Barry is at its most powerful, though, when we see and feel the juxtaposition of Barry’s killer instincts versus the man he wants to be. When he makes those choices, or edits his past, or deals with current threats while having to pretend to be normal, Hader absolutely excels in making whatever Barry decides seem like the only possible path. He imbues his character with so much quiet likability that when he does have a moment of extreme darkness, or reverts back to a more militaristic mode, you are still on his side. And yet, there is never an attempt to shy away from confronting the void within him. “Am I evil?” he asks Hank, who replies enthusiastically. “Do I not tell you this all of the time?!” But that’s not what Barry wants to hear. He doesn’t really know himself or who he really us, and he’s terrified to find out.
Amid this drama, the new season also weaves in a jaunty subplot with Hank and new cartel alliances, including a friendship with Bolivian drug lord and a Burmese crime family trying to muscle in on what Hank believes is his territory — not in terms of drugs, but of friendship, of course.
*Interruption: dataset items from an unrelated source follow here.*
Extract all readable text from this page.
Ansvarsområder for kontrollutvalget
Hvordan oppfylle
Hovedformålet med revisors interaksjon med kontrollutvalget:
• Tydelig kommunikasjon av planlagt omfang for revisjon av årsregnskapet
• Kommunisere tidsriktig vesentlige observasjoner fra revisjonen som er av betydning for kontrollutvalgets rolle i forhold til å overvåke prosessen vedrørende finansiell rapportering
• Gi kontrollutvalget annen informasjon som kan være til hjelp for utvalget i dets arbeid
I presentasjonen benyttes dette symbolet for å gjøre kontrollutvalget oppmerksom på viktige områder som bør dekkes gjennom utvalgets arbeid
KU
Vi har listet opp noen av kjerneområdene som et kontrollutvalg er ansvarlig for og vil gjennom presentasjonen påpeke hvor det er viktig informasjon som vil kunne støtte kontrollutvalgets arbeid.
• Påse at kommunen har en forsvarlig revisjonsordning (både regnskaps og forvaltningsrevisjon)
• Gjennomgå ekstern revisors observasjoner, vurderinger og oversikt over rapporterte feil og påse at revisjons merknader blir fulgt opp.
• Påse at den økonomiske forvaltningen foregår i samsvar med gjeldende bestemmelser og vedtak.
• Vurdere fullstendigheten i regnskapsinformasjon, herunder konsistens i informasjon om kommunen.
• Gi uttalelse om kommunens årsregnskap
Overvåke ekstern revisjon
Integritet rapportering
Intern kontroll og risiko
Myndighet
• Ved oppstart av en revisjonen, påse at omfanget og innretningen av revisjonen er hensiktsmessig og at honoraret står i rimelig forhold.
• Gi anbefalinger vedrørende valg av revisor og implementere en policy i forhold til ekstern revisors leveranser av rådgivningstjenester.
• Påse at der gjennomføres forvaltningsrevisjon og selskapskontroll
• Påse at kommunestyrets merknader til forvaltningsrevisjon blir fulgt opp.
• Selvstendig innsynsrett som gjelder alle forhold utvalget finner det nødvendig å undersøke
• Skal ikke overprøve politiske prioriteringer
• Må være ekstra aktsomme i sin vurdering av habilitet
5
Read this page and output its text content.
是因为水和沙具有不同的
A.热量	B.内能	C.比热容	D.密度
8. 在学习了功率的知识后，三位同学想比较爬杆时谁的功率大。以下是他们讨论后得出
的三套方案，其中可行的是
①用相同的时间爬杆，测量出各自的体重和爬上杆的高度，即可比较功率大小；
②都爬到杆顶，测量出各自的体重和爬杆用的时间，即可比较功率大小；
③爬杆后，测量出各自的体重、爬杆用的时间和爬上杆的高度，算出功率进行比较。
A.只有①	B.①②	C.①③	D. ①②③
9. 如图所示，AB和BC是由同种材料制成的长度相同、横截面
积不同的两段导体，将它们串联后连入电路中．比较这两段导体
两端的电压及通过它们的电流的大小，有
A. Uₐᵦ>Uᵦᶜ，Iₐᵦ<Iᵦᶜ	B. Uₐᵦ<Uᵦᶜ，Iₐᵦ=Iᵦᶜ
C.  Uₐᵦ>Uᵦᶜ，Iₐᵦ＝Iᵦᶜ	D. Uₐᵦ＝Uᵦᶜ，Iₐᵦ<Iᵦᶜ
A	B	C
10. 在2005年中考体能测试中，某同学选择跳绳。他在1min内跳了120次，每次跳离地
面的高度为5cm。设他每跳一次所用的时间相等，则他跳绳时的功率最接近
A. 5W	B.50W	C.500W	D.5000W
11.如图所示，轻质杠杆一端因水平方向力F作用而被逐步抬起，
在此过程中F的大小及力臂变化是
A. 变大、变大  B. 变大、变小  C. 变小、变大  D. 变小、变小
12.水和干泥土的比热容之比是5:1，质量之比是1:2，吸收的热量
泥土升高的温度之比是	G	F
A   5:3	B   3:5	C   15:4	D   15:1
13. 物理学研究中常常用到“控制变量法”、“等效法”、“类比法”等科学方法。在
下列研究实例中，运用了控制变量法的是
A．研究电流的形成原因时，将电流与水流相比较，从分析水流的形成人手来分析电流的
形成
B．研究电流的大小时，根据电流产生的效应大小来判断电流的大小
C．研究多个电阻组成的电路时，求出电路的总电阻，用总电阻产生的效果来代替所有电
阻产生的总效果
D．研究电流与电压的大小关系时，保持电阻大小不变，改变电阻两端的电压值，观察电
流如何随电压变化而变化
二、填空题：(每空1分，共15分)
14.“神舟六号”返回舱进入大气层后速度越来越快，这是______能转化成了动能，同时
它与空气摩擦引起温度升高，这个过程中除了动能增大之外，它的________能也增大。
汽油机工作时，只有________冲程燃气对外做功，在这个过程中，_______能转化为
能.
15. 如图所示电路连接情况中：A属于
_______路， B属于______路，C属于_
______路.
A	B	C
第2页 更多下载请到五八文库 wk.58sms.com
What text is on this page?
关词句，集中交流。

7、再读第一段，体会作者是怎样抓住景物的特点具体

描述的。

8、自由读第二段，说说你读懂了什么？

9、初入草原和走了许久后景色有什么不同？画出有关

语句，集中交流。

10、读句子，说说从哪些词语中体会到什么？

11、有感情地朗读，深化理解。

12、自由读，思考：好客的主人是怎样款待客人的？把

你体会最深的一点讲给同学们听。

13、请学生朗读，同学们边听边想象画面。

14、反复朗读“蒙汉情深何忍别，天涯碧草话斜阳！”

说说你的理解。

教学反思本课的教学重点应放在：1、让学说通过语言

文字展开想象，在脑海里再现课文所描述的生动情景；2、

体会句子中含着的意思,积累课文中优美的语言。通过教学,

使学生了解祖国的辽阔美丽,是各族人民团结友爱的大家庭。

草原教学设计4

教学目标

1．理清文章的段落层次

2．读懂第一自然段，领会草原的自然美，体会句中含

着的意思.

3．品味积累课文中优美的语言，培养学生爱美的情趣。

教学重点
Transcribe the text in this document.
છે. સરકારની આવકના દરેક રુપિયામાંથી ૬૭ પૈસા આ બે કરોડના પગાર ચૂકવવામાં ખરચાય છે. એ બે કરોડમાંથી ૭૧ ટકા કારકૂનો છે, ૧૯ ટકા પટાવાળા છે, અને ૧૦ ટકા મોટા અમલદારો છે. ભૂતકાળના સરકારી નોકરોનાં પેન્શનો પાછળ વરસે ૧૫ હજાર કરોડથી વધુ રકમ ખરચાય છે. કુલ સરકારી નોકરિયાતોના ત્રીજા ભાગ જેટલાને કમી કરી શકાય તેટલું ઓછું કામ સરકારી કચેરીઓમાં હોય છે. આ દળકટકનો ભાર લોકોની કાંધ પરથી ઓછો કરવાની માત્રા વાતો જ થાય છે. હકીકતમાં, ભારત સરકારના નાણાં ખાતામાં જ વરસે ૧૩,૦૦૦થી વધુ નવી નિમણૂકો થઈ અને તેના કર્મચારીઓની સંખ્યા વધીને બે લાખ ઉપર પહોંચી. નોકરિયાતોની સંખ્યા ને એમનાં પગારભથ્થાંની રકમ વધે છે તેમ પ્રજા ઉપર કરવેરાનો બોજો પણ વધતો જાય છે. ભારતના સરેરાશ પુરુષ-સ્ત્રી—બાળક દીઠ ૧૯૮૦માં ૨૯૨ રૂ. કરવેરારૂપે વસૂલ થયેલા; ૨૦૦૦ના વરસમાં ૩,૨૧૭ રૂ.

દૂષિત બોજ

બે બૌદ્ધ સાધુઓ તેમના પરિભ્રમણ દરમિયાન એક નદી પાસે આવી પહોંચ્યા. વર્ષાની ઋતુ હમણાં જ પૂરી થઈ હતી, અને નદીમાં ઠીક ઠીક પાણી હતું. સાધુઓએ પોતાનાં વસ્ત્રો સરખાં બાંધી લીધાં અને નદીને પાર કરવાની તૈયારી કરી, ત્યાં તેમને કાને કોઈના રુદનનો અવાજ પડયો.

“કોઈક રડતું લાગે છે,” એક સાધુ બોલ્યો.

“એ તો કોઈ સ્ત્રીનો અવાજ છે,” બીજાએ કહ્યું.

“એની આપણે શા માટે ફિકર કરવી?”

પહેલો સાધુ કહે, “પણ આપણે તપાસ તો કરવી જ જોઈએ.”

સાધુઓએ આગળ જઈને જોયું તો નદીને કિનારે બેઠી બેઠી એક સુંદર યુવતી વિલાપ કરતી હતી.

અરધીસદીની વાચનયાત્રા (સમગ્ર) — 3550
The series continues to adeptly combine contrasting tones and circumstances, like the comedy that manages to come out of this deeply violent business as Hank’s “army” are revealed to mostly be untrained soft-boys who are nevertheless still killers. Everything about the series is so carefully crafted, though, that even its smallest moments are pure joy (most especially when it riffs on cut-rate movies and TV series in the roles Sally and others get). But there is never a danger of superficiality, even when a recurring theme is how Barry is able to achieve this duel life largely because the people around him are so self-absorbed. Because in fact, those selfish qualities are themselves part of the show’s overarching pantomime of perception. When Barry or Sally are forced to confront something real and dark about themselves, they internally begin scrubbing it away and changing it to make it more palatable, hoping that may deceive others into believing their version of truth. That desperately raw humanity is what grounds the series so well.
Barry’s opening scene of the premiere (directed by Hiro Murai) is the perfect setup for all of this: a cacophony of violence punctuated by humor, all wrapped up in simmering dread. Now that The Americans is off the air, Barry has taken its place as the most wonderfully stressful and anxiety-inducing show on TV. It is a world that is both deeply strange and deeply human. Barry himself is an extreme example of the secrets and doubts we have about ourselves that we manipulate in our own memories in the hope of being better. It also goes a step further by asking, through this unlikely avatar, if we can ever really achieve it.